Is there a market for games on Linux?
Don’t get me wrong, I like Linux. I’ve put in enough hours, especially on Raspberry Pi programming but games don’t seem to sell at all well on Linux. For one there’s a massive expectation of free software. Ubuntu comes with plenty of free games and some really good quality ones like 0Ad or Battle of Wesnoth.
The screenshot is from the Games category of the Ubuntu software installer. A very rough count suggests there’s over 420 games available there. Add to that emulators and ROMs (if you can get them) and you end up with almost 20,000 games.
I bought a Retro Pi at a Winter fair a couple of years ago and it came with 18,000 games. It was an Orange PI with a 16GB SD Card running the Retro Pie distribution which is available online. There’s no way the games are legal BTW, I even found four games that I wrote back in the mid 1980s running on the ZX Spectrum and CBM-64 emulators. All of the four games were smaller in size than the screenshot image! (Please don’t ask for a copy of the games. I gave them away with the Orange Pi to a nephew.)
If you are a Linux developer, how many games have you ever bought?
As this article on The Register explains “In the past year, Puppygames has sold 290 of its eight games on Linux and nearly 9,000 on Windows. ”

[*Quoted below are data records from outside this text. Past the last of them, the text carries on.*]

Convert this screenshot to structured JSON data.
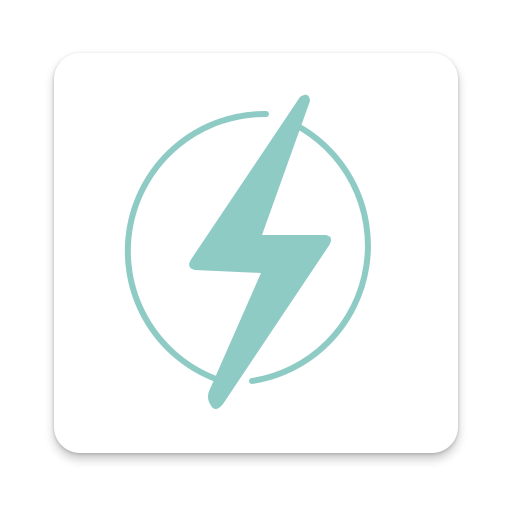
{
  "app_icon": {
    "icon": "lightning-bolt-in-circle-icon",
    "colors": {
      "tile_background": "#ffffff",
      "accent": "#8ecbc4"
    }
  }
}
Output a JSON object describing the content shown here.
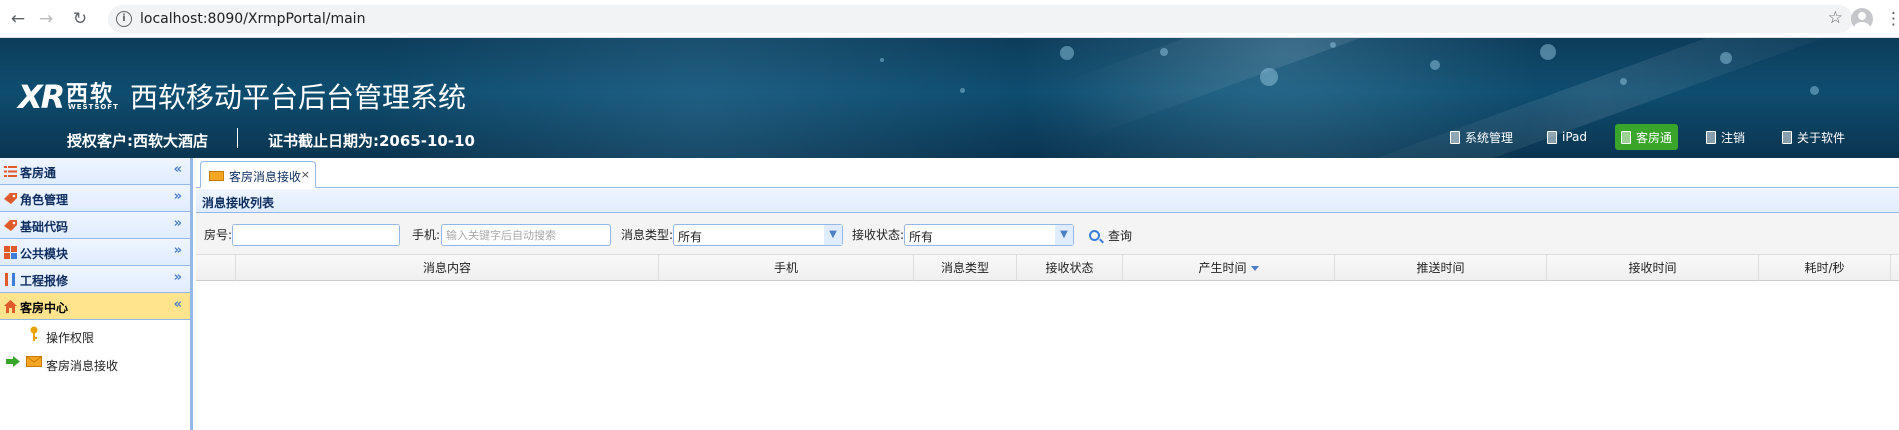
{
  "browser": {
    "url": "localhost:8090/XrmpPortal/main",
    "back_icon": "back-arrow-icon",
    "forward_icon": "forward-arrow-icon",
    "reload_icon": "reload-icon"
  },
  "header": {
    "logo_mark": "XR",
    "logo_cn": "西软",
    "logo_en": "WESTSOFT",
    "system_title": "西软移动平台后台管理系统",
    "license_label": "授权客户:西软大酒店",
    "expire_label": "证书截止日期为:2065-10-10",
    "nav": [
      {
        "label": "系统管理",
        "active": false
      },
      {
        "label": "iPad",
        "active": false
      },
      {
        "label": "客房通",
        "active": true
      },
      {
        "label": "注销",
        "active": false
      },
      {
        "label": "关于软件",
        "active": false
      }
    ],
    "active_color": "#3aa52b"
  },
  "sidebar": {
    "sections": [
      {
        "label": "客房通",
        "toggle": "«",
        "icon": "list-icon",
        "open": false
      },
      {
        "label": "角色管理",
        "toggle": "»",
        "icon": "tag-icon",
        "open": false
      },
      {
        "label": "基础代码",
        "toggle": "»",
        "icon": "tag-icon",
        "open": false
      },
      {
        "label": "公共模块",
        "toggle": "»",
        "icon": "modules-icon",
        "open": false
      },
      {
        "label": "工程报修",
        "toggle": "»",
        "icon": "tools-icon",
        "open": false
      },
      {
        "label": "客房中心",
        "toggle": "«",
        "icon": "home-icon",
        "open": true
      }
    ],
    "items": [
      {
        "label": "操作权限",
        "icon": "key-icon"
      },
      {
        "label": "客房消息接收",
        "icon": "mail-icon"
      }
    ]
  },
  "tabs": [
    {
      "label": "客房消息接收",
      "close": "×"
    }
  ],
  "panel": {
    "title": "消息接收列表"
  },
  "filters": {
    "room_label": "房号:",
    "room_value": "",
    "phone_label": "手机:",
    "phone_placeholder": "输入关键字后自动搜索",
    "type_label": "消息类型:",
    "type_value": "所有",
    "status_label": "接收状态:",
    "status_value": "所有",
    "search_label": "查询"
  },
  "grid": {
    "columns": [
      "消息内容",
      "手机",
      "消息类型",
      "接收状态",
      "产生时间",
      "推送时间",
      "接收时间",
      "耗时/秒"
    ],
    "sorted_column": "产生时间",
    "rows": []
  }
}
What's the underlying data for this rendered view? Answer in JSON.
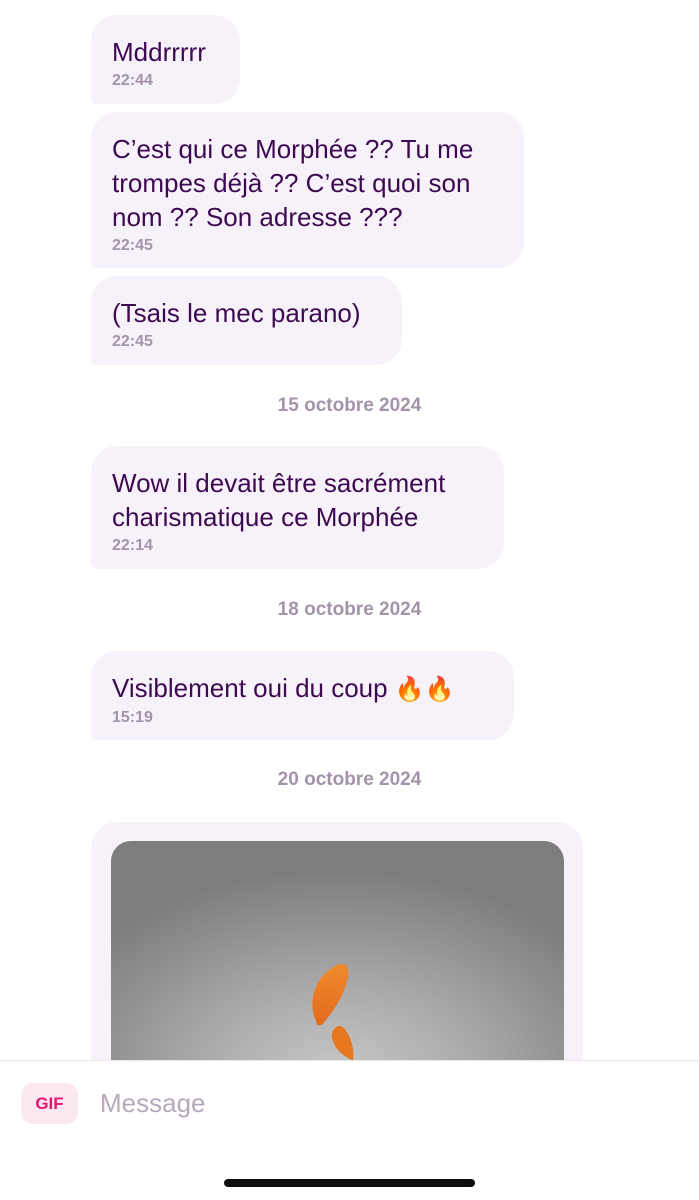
{
  "messages": [
    {
      "text": "Mddrrrrr",
      "time": "22:44"
    },
    {
      "text": "C’est qui ce Morphée ?? Tu me\ntrompes déjà ?? C’est quoi son\nnom ?? Son adresse ???",
      "time": "22:45"
    },
    {
      "text": "(Tsais le mec parano)",
      "time": "22:45"
    },
    {
      "text": "Wow il devait être sacrément\ncharismatique ce Morphée",
      "time": "22:14"
    },
    {
      "text": "Visiblement oui du coup",
      "emoji": "🔥🔥",
      "time": "15:19"
    }
  ],
  "date_separators": [
    "15 octobre 2024",
    "18 octobre 2024",
    "20 octobre 2024"
  ],
  "media_message": {
    "icon": "flame-gif-image"
  },
  "composer": {
    "gif_label": "GIF",
    "placeholder": "Message",
    "value": ""
  },
  "colors": {
    "bubble_bg": "#f7f1fa",
    "message_text": "#3d0a52",
    "meta_text": "#a394a9",
    "gif_accent": "#e3166f"
  }
}
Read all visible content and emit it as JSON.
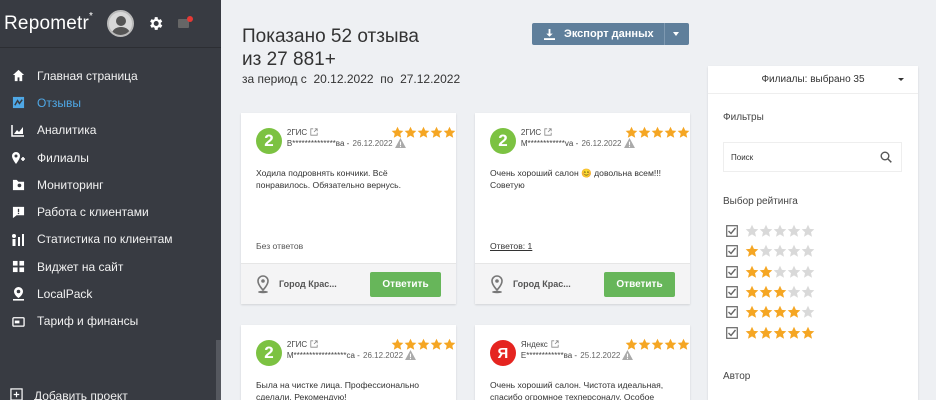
{
  "sidebar": {
    "logo": "Repometr",
    "logo_mark": "*",
    "nav": [
      {
        "label": "Главная страница",
        "icon": "home-icon",
        "active": false
      },
      {
        "label": "Отзывы",
        "icon": "reviews-icon",
        "active": true
      },
      {
        "label": "Аналитика",
        "icon": "analytics-icon",
        "active": false
      },
      {
        "label": "Филиалы",
        "icon": "branches-icon",
        "active": false
      },
      {
        "label": "Мониторинг",
        "icon": "monitoring-icon",
        "active": false
      },
      {
        "label": "Работа с клиентами",
        "icon": "clients-icon",
        "active": false
      },
      {
        "label": "Статистика по клиентам",
        "icon": "client-stats-icon",
        "active": false
      },
      {
        "label": "Виджет на сайт",
        "icon": "widget-icon",
        "active": false
      },
      {
        "label": "LocalPack",
        "icon": "localpack-icon",
        "active": false
      },
      {
        "label": "Тариф и финансы",
        "icon": "tariff-icon",
        "active": false
      }
    ],
    "add_project": "Добавить проект"
  },
  "header": {
    "title": "Показано 52 отзыва из 27 881+",
    "period_prefix": "за период с",
    "date_from": "20.12.2022",
    "period_mid": "по",
    "date_to": "27.12.2022",
    "export_label": "Экспорт данных"
  },
  "colors": {
    "sidebar_bg": "#383b42",
    "active_nav": "#4fa8e6",
    "export_btn": "#5f7f9b",
    "reply_btn": "#67b65a",
    "star": "#f5a623",
    "star_empty": "#d9d9d9",
    "gis_green": "#7cc242",
    "yandex_red": "#e52420"
  },
  "reviews": [
    {
      "source": "2ГИС",
      "source_logo": "2",
      "author": "В**************ва",
      "date": "26.12.2022",
      "rating": 5,
      "text": "Ходила подровнять кончики. Всё понравилось. Обязательно вернусь.",
      "answers": "Без ответов",
      "branch": "Город Крас...",
      "reply_label": "Ответить"
    },
    {
      "source": "2ГИС",
      "source_logo": "2",
      "author": "М************va",
      "date": "26.12.2022",
      "rating": 5,
      "text": "Очень хороший салон 😊 довольна всем!!! Советую",
      "answers": "Ответов: 1",
      "branch": "Город Крас...",
      "reply_label": "Ответить"
    },
    {
      "source": "2ГИС",
      "source_logo": "2",
      "author": "М*****************ca",
      "date": "26.12.2022",
      "rating": 5,
      "text": "Была на чистке лица. Профессионально сделали. Рекомендую!"
    },
    {
      "source": "Яндекс",
      "source_logo": "Я",
      "author": "Е************ва",
      "date": "25.12.2022",
      "rating": 5,
      "text": "Очень хороший салон. Чистота идеальная, спасибо огромное техперсоналу. Особое"
    }
  ],
  "filters": {
    "branches_selected": "Филиалы: выбрано 35",
    "title": "Фильтры",
    "search_label": "Поиск",
    "rating_title": "Выбор рейтинга",
    "ratings": [
      0,
      1,
      2,
      3,
      4,
      5
    ],
    "author_title": "Автор"
  }
}
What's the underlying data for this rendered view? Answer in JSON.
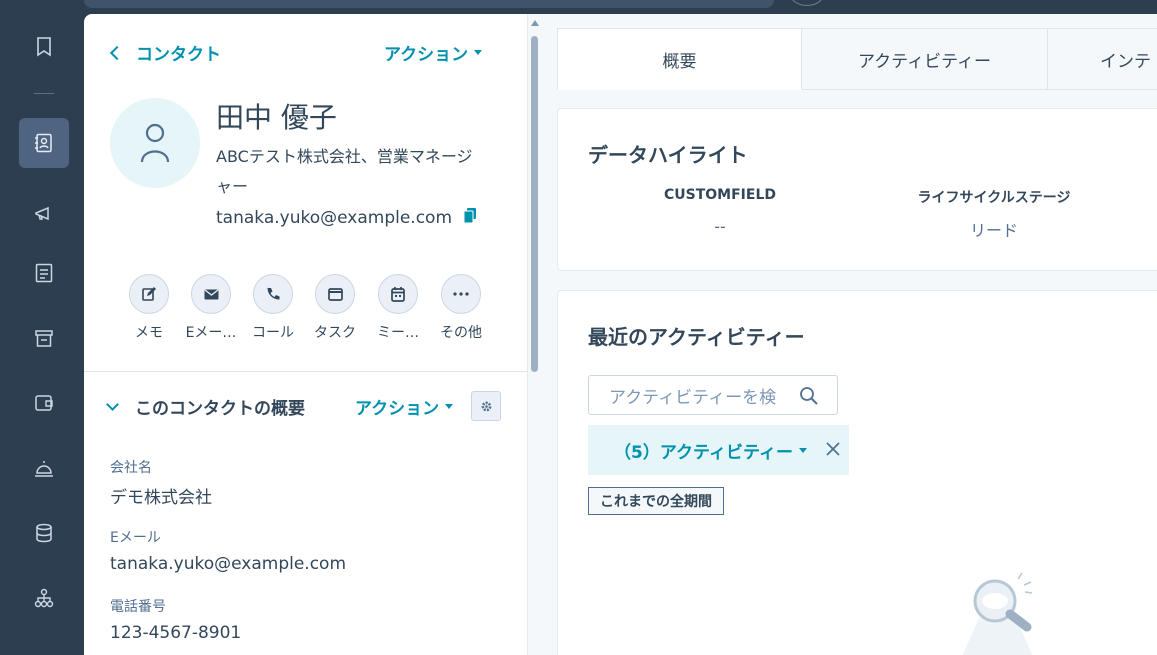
{
  "sidebar": {
    "items": [
      {
        "icon": "bookmark-icon",
        "active": false
      },
      {
        "icon": "contacts-icon",
        "active": true
      },
      {
        "icon": "megaphone-icon",
        "active": false
      },
      {
        "icon": "document-icon",
        "active": false
      },
      {
        "icon": "store-icon",
        "active": false
      },
      {
        "icon": "wallet-icon",
        "active": false
      },
      {
        "icon": "service-bell-icon",
        "active": false
      },
      {
        "icon": "database-icon",
        "active": false
      },
      {
        "icon": "org-chart-icon",
        "active": false
      }
    ]
  },
  "contact_panel": {
    "back_label": "コンタクト",
    "actions_label": "アクション",
    "name": "田中 優子",
    "company_line1": "ABCテスト株式会社、営業マネージ",
    "company_line2": "ャー",
    "email": "tanaka.yuko@example.com",
    "quick_actions": [
      {
        "label": "メモ",
        "icon": "note-edit-icon"
      },
      {
        "label": "Eメー…",
        "icon": "email-icon"
      },
      {
        "label": "コール",
        "icon": "phone-icon"
      },
      {
        "label": "タスク",
        "icon": "task-icon"
      },
      {
        "label": "ミー…",
        "icon": "calendar-icon"
      },
      {
        "label": "その他",
        "icon": "more-icon"
      }
    ],
    "summary": {
      "title": "このコンタクトの概要",
      "actions_label": "アクション",
      "properties": [
        {
          "label": "会社名",
          "value": "デモ株式会社"
        },
        {
          "label": "Eメール",
          "value": "tanaka.yuko@example.com"
        },
        {
          "label": "電話番号",
          "value": "123-4567-8901"
        }
      ]
    }
  },
  "main": {
    "tabs": [
      {
        "label": "概要",
        "active": true
      },
      {
        "label": "アクティビティー",
        "active": false
      },
      {
        "label": "インテ",
        "active": false
      }
    ],
    "highlights": {
      "title": "データハイライト",
      "fields": [
        {
          "label": "CUSTOMFIELD",
          "value": "--"
        },
        {
          "label": "ライフサイクルステージ",
          "value": "リード"
        }
      ]
    },
    "recent": {
      "title": "最近のアクティビティー",
      "search_placeholder": "アクティビティーを検",
      "filter_label": "（5）アクティビティー",
      "period_label": "これまでの全期間"
    }
  },
  "colors": {
    "accent": "#0091ae",
    "nav_bg": "#2d3e50",
    "text": "#33475b"
  }
}
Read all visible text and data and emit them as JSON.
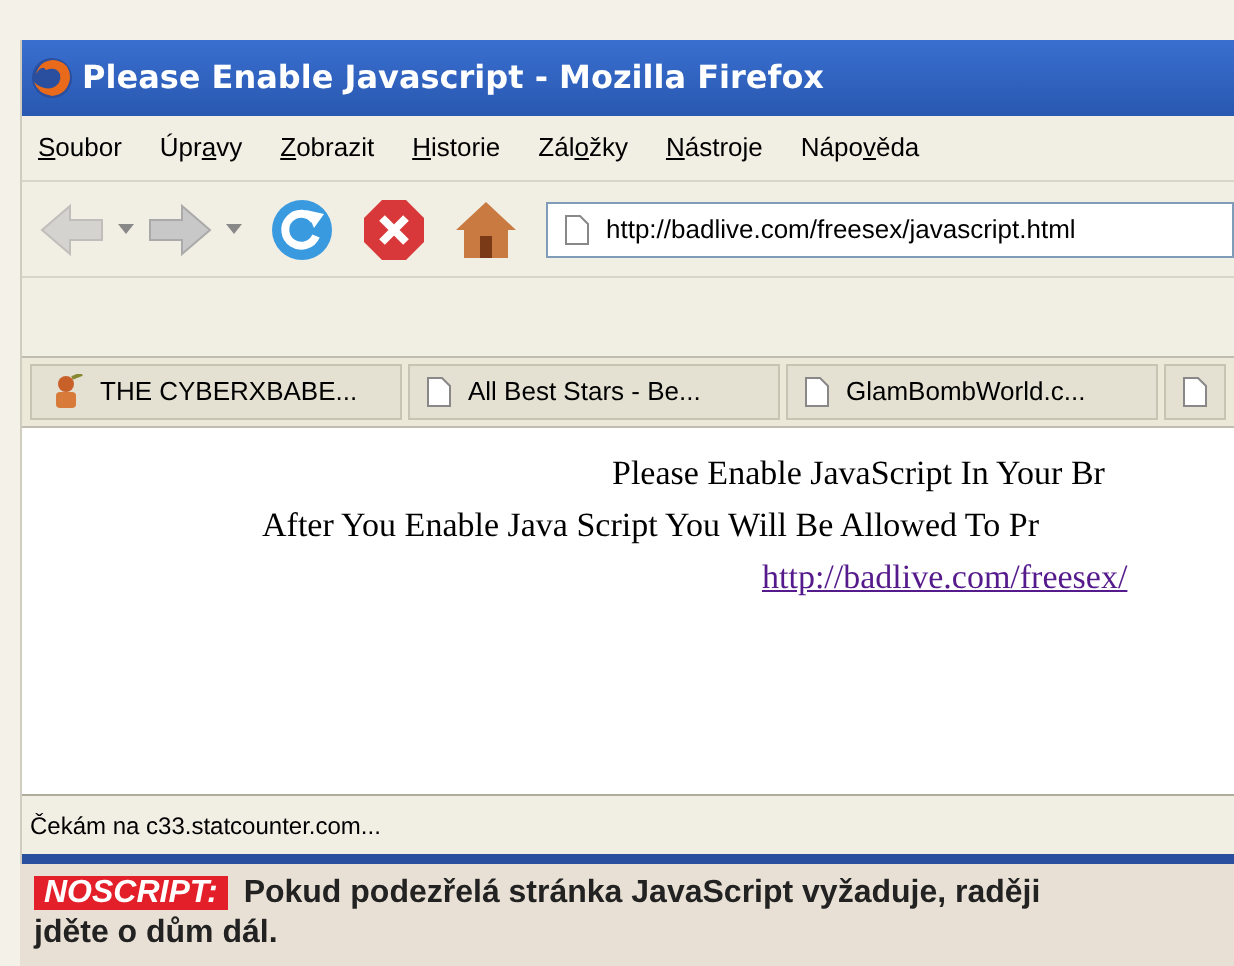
{
  "window": {
    "title": "Please Enable Javascript - Mozilla Firefox"
  },
  "menu": [
    {
      "parts": [
        {
          "text": "S",
          "underlined": true
        },
        {
          "text": "oubor",
          "underlined": false
        }
      ]
    },
    {
      "parts": [
        {
          "text": "Úpr",
          "underlined": false
        },
        {
          "text": "a",
          "underlined": true
        },
        {
          "text": "vy",
          "underlined": false
        }
      ]
    },
    {
      "parts": [
        {
          "text": "Z",
          "underlined": true
        },
        {
          "text": "obrazit",
          "underlined": false
        }
      ]
    },
    {
      "parts": [
        {
          "text": "H",
          "underlined": true
        },
        {
          "text": "istorie",
          "underlined": false
        }
      ]
    },
    {
      "parts": [
        {
          "text": "Zál",
          "underlined": false
        },
        {
          "text": "o",
          "underlined": true
        },
        {
          "text": "žky",
          "underlined": false
        }
      ]
    },
    {
      "parts": [
        {
          "text": "N",
          "underlined": true
        },
        {
          "text": "ástroje",
          "underlined": false
        }
      ]
    },
    {
      "parts": [
        {
          "text": "Nápo",
          "underlined": false
        },
        {
          "text": "v",
          "underlined": true
        },
        {
          "text": "ěda",
          "underlined": false
        }
      ]
    }
  ],
  "toolbar": {
    "back_disabled": true,
    "forward_disabled": true,
    "address": "http://badlive.com/freesex/javascript.html"
  },
  "bookmarks": [
    {
      "label": "THE CYBERXBABE...",
      "kind": "site"
    },
    {
      "label": "All Best Stars - Be...",
      "kind": "page"
    },
    {
      "label": "GlamBombWorld.c...",
      "kind": "page"
    },
    {
      "kind": "page"
    }
  ],
  "content": {
    "lines": [
      "Please Enable JavaScript In Your Br",
      "After You Enable Java Script You Will Be Allowed To Pr"
    ],
    "link": "http://badlive.com/freesex/"
  },
  "status_bar": "Čekám na c33.statcounter.com...",
  "caption": {
    "tag": "NOSCRIPT:",
    "text": "Pokud podezřelá stránka JavaScript vyžaduje, raději jděte o dům dál."
  }
}
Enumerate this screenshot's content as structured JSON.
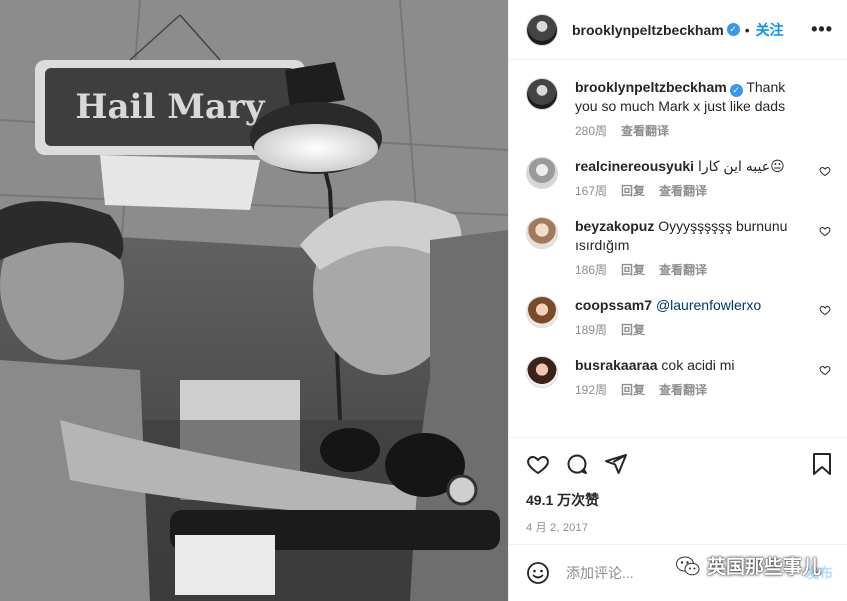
{
  "post": {
    "username": "brooklynpeltzbeckham",
    "separator": "•",
    "follow_label": "关注",
    "more_label": "•••",
    "photo_sign_text": "Hail Mary"
  },
  "caption": {
    "username": "brooklynpeltzbeckham",
    "text": "Thank you so much Mark x just like dads",
    "time": "280周",
    "translate": "查看翻译"
  },
  "comments": [
    {
      "username": "realcinereousyuki",
      "text": "عيبه اين كارا😐",
      "time": "167周",
      "reply": "回复",
      "translate": "查看翻译"
    },
    {
      "username": "beyzakopuz",
      "text": "Oyyyşşşşşş burnunu ısırdığım",
      "time": "186周",
      "reply": "回复",
      "translate": "查看翻译"
    },
    {
      "username": "coopssam7",
      "text": "@laurenfowlerxo",
      "time": "189周",
      "reply": "回复"
    },
    {
      "username": "busrakaaraa",
      "text": "cok acidi mi",
      "time": "192周",
      "reply": "回复",
      "translate": "查看翻译"
    }
  ],
  "stats": {
    "likes": "49.1 万次赞",
    "date": "4 月 2, 2017"
  },
  "add_comment": {
    "placeholder": "添加评论...",
    "post_label": "发布"
  },
  "watermark": {
    "text": "英国那些事儿"
  },
  "colors": {
    "accent": "#0095f6",
    "verified": "#3897f0",
    "muted": "#8e8e8e"
  },
  "icons": [
    "verified-badge-icon",
    "heart-icon",
    "comment-icon",
    "share-icon",
    "bookmark-icon",
    "emoji-icon",
    "wechat-icon"
  ]
}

Most money I’d guess is made by companies producing AAA games especially on console.
So if you restrict yourself to developing games only for the Linux market then I imagine it would be very disheartening. However it’s not difficult to port them to Windows. Or you can look beyond desktop and venture into mobile development and web games. Both are considerably different to desktop games development and have their own problems (like getting your mobile app found when there’s a million others competing against it!). Or you can go down the “Write an ebook book about game development” as I have done.